Australia isn’t the only country to have mismanaged energy policy in recent years — the United Kingdom faces its grimmest economic circumstances in decades, partly due to inaction to address its over-reliance on gas, now exposed by the global spike in energy prices.
The Bank of England’s announcement overnight of a 0.5% lift in interest rates was accompanied by the forecast of a long recession and a warning that consumer price inflation in Britain could top 13% in two months’ time. That would mean the nastiest fall in living standards for a generation or more.
The forecasts suggest Britain is now facing a much bleaker economic outlook than either the United States, Europe, Canada, NZ or Australia.
The big drivers of inflation are energy costs and gas shortages. And the UK government — currently in the midst of trying to sort out who will replace disgraced Boris Johnson — has been warned for years about the problem.
There was a similar surge in gas prices when temperatures plummeted in March 2018, which drew attention to the UK’s lack of security in gas, on which it relies heavily for domestic heating (around 80%) as well as industrial and commercial production, and electricity generation.
The gas industry had warned the government about looming problems after gas company Centrica shut down the mammoth Rough gas storage facility under the North Sea, which accounted for 70% of the UK’s gas storage capacity, rather than refurbish it in 2017. The closure “will leave the country more dependent on imports and greater volatility in prices in winter months”, the industry warned the government at the time. The 2018 shortage turned out to be just an early warning of the much worse crisis now facing the UK as the cooler months arrive.
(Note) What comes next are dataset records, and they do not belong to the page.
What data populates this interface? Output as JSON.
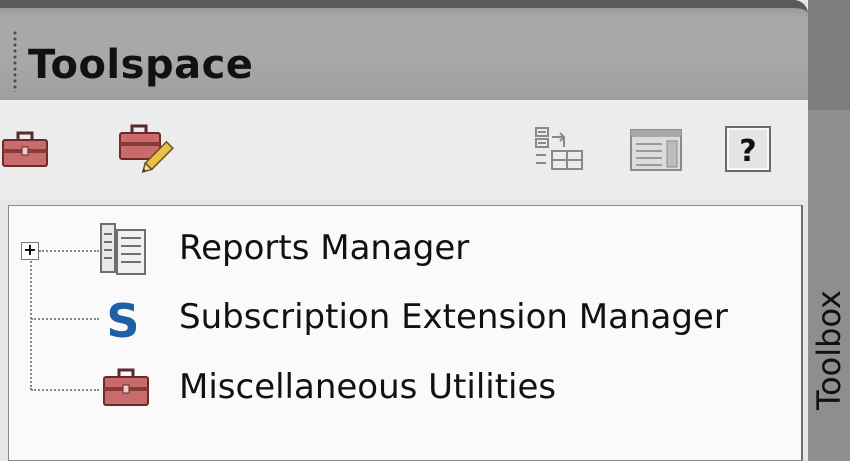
{
  "window": {
    "title": "Toolspace"
  },
  "toolbar": {
    "icons": [
      "toolbox-icon",
      "edit-toolbox-icon",
      "copy-to-toolbox-icon",
      "properties-icon",
      "help-icon"
    ],
    "help_glyph": "?"
  },
  "tree": {
    "items": [
      {
        "label": "Reports Manager",
        "icon": "reports-manager-icon",
        "expandable": true
      },
      {
        "label": "Subscription Extension Manager",
        "icon": "subscription-extension-icon",
        "expandable": false
      },
      {
        "label": "Miscellaneous Utilities",
        "icon": "toolbox-icon",
        "expandable": false
      }
    ],
    "expander_glyph": "+",
    "subscription_glyph": "S"
  },
  "side_tab": {
    "label": "Toolbox"
  },
  "colors": {
    "toolbox_red": "#c85a5a",
    "subscription_blue": "#1f5fa8"
  }
}
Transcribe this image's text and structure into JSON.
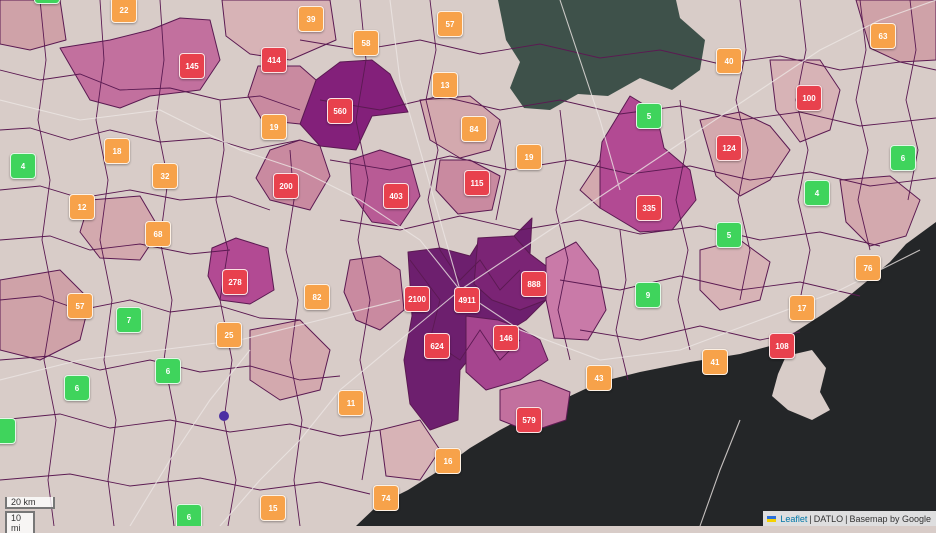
{
  "map": {
    "colors": {
      "land": "#d8ccc8",
      "sea": "#242628",
      "forest": "#3e514a",
      "border": "#5b1a52",
      "marker_green": "#3fd45c",
      "marker_orange": "#f7a24a",
      "marker_red": "#e8414d"
    },
    "markers": [
      {
        "label": "22",
        "color": "orange"
      },
      {
        "label": "39",
        "color": "orange"
      },
      {
        "label": "57",
        "color": "orange"
      },
      {
        "label": "63",
        "color": "orange"
      },
      {
        "label": "145",
        "color": "red"
      },
      {
        "label": "414",
        "color": "red"
      },
      {
        "label": "58",
        "color": "orange"
      },
      {
        "label": "40",
        "color": "orange"
      },
      {
        "label": "13",
        "color": "orange"
      },
      {
        "label": "560",
        "color": "red"
      },
      {
        "label": "100",
        "color": "red"
      },
      {
        "label": "5",
        "color": "green"
      },
      {
        "label": "19",
        "color": "orange"
      },
      {
        "label": "84",
        "color": "orange"
      },
      {
        "label": "18",
        "color": "orange"
      },
      {
        "label": "124",
        "color": "red"
      },
      {
        "label": "4",
        "color": "green"
      },
      {
        "label": "19",
        "color": "orange"
      },
      {
        "label": "6",
        "color": "green"
      },
      {
        "label": "32",
        "color": "orange"
      },
      {
        "label": "200",
        "color": "red"
      },
      {
        "label": "115",
        "color": "red"
      },
      {
        "label": "4",
        "color": "green"
      },
      {
        "label": "403",
        "color": "red"
      },
      {
        "label": "12",
        "color": "orange"
      },
      {
        "label": "335",
        "color": "red"
      },
      {
        "label": "68",
        "color": "orange"
      },
      {
        "label": "5",
        "color": "green"
      },
      {
        "label": "76",
        "color": "orange"
      },
      {
        "label": "278",
        "color": "red"
      },
      {
        "label": "888",
        "color": "red"
      },
      {
        "label": "82",
        "color": "orange"
      },
      {
        "label": "2100",
        "color": "red"
      },
      {
        "label": "4911",
        "color": "red"
      },
      {
        "label": "9",
        "color": "green"
      },
      {
        "label": "57",
        "color": "orange"
      },
      {
        "label": "17",
        "color": "orange"
      },
      {
        "label": "7",
        "color": "green"
      },
      {
        "label": "25",
        "color": "orange"
      },
      {
        "label": "146",
        "color": "red"
      },
      {
        "label": "624",
        "color": "red"
      },
      {
        "label": "108",
        "color": "red"
      },
      {
        "label": "41",
        "color": "orange"
      },
      {
        "label": "6",
        "color": "green"
      },
      {
        "label": "43",
        "color": "orange"
      },
      {
        "label": "6",
        "color": "green"
      },
      {
        "label": "11",
        "color": "orange"
      },
      {
        "label": "579",
        "color": "red"
      },
      {
        "label": "16",
        "color": "orange"
      },
      {
        "label": "74",
        "color": "orange"
      },
      {
        "label": "15",
        "color": "orange"
      },
      {
        "label": "6",
        "color": "green"
      }
    ]
  },
  "scale": {
    "km": "20 km",
    "mi": "10 mi"
  },
  "attribution": {
    "leaflet": "Leaflet",
    "datlo": "DATLO",
    "basemap": "Basemap by Google",
    "sep": "|"
  }
}
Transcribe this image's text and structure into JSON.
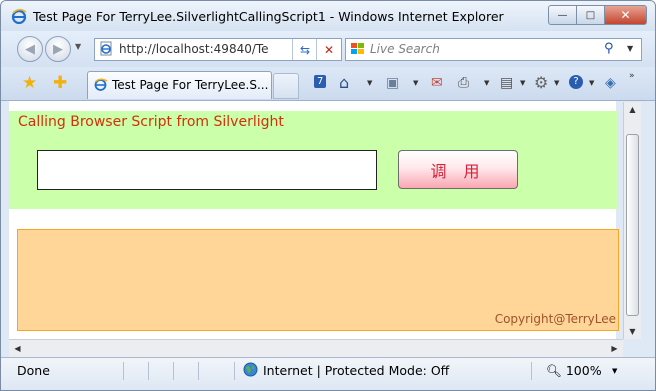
{
  "window": {
    "title": "Test Page For TerryLee.SilverlightCallingScript1 - Windows Internet Explorer",
    "minimize_glyph": "—",
    "maximize_glyph": "□",
    "close_glyph": "✕"
  },
  "nav": {
    "back_glyph": "◀",
    "forward_glyph": "▶",
    "address_url": "http://localhost:49840/Te",
    "refresh_glyph": "⇆",
    "stop_glyph": "✕",
    "search_placeholder": "Live Search"
  },
  "tabs": {
    "active_tab_label": "Test Page For TerryLee.S..."
  },
  "page": {
    "heading": "Calling Browser Script from Silverlight",
    "input_value": "",
    "call_button_label": "调 用",
    "copyright": "Copyright@TerryLee",
    "colors": {
      "green_panel": "#ccffaa",
      "orange_panel": "#ffd697",
      "heading": "#d4300a",
      "button_text": "#d4233b"
    }
  },
  "status": {
    "text": "Done",
    "zone": "Internet | Protected Mode: Off",
    "zoom": "100%"
  },
  "icons": [
    "ie-logo-icon",
    "page-icon",
    "refresh-icon",
    "stop-icon",
    "live-search-logo-icon",
    "search-icon",
    "favorites-star-icon",
    "add-favorites-icon",
    "new-tab-icon",
    "tabs-overview-icon",
    "home-icon",
    "rss-feeds-icon",
    "read-mail-icon",
    "print-icon",
    "page-menu-icon",
    "tools-gear-icon",
    "help-icon",
    "research-icon",
    "globe-icon",
    "zoom-icon"
  ]
}
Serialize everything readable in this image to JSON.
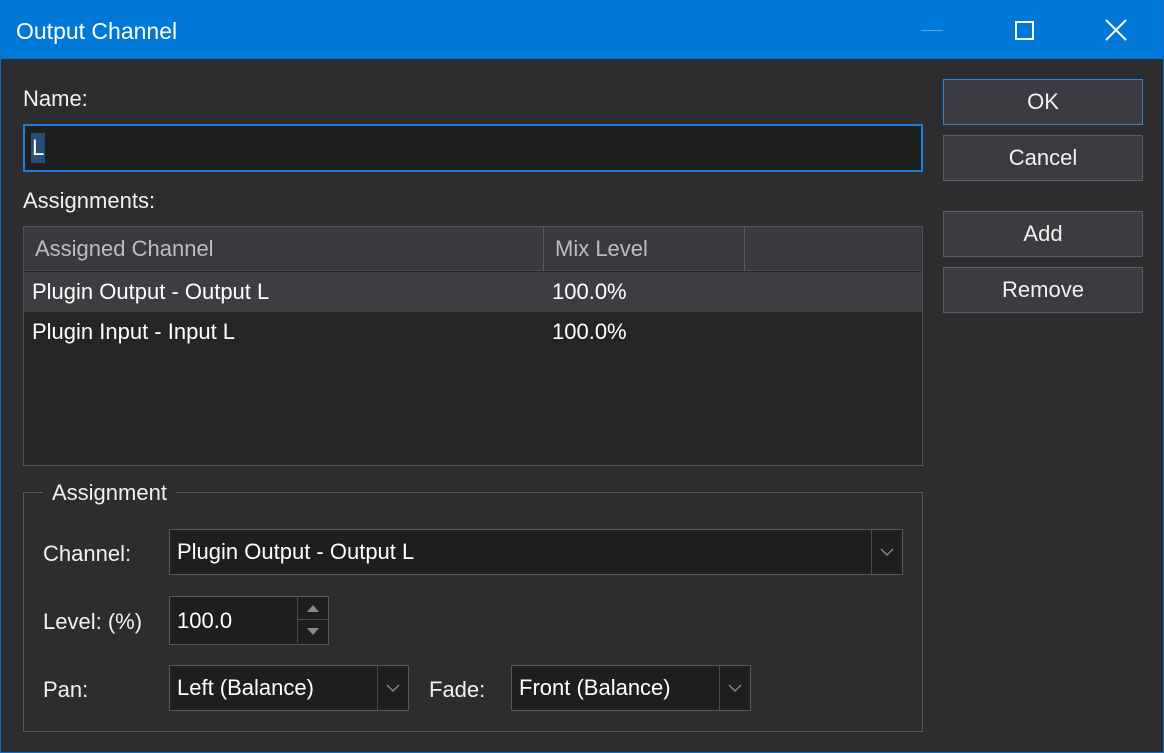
{
  "window": {
    "title": "Output Channel"
  },
  "name": {
    "label": "Name:",
    "value": "L"
  },
  "assignments": {
    "label": "Assignments:",
    "columns": [
      "Assigned Channel",
      "Mix Level",
      ""
    ],
    "rows": [
      {
        "channel": "Plugin Output - Output L",
        "mix": "100.0%",
        "selected": true
      },
      {
        "channel": "Plugin Input - Input L",
        "mix": "100.0%",
        "selected": false
      }
    ]
  },
  "buttons": {
    "ok": "OK",
    "cancel": "Cancel",
    "add": "Add",
    "remove": "Remove"
  },
  "assignment_group": {
    "title": "Assignment",
    "channel_label": "Channel:",
    "channel_value": "Plugin Output - Output L",
    "level_label": "Level: (%)",
    "level_value": "100.0",
    "pan_label": "Pan:",
    "pan_value": "Left (Balance)",
    "fade_label": "Fade:",
    "fade_value": "Front (Balance)"
  },
  "icons": {
    "minimize": "minimize-icon",
    "maximize": "maximize-icon",
    "close": "close-icon",
    "dropdown": "chevron-down-icon",
    "spin_up": "triangle-up-icon",
    "spin_down": "triangle-down-icon"
  },
  "colors": {
    "titlebar": "#0078d7",
    "background": "#2d2d30",
    "input_bg": "#1e1e1e",
    "selection": "#264f78",
    "focus_border": "#1e7fd4"
  }
}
In 2017, the May government dismissed the warnings, saying “the UK has highly diverse and flexible sources of gas supply through domestic production and extensive import capability, protecting our supply and keeping prices down”. Market forces would fix the problem, it maintained after the 2018 shortage.
Not really, as it turns out.
The Bank of England expects the UK to slide into a 15-month recession later this year, with GDP shrinking by 1.5 percentage points in 2023. Officials expect the slowdown to begin in the fourth quarter of this year, and continue until the end of 2023.
While the slump will be similar to the one in the early 1990s (at the end of the Thatcher governments), it will not, on present figuring, be as deep as the slump in the GFC in 2008-09 or in the first wave of the pandemic in 2020. But it will be lengthy. And the Bank expects inflation to now peak at an estimated annual rate of 13.3% in October — the highest in 42 years, and up from previous forecasts for a peak of 11%.
As a result real wages and household income will slump, consumer spending will fall and tax revenues will decline, pushing the Tories’ already mammoth budget deficit still higher. The Bank had previously predicted a period of stagflation, but it now sees outright recession. It has now raised rates six times since December but Thursday’s move was the biggest since 1995.
Economists say the slump in incomes would be the largest since records started in 1964 (and top the 1976 recession which saw Britain go broke and the IMF called in to provide $US4 billion in aid).
The winter of 2022-23 looms as a decidedly dour Christmas and unhappy new year for Brits — even if they don’t run out of gas.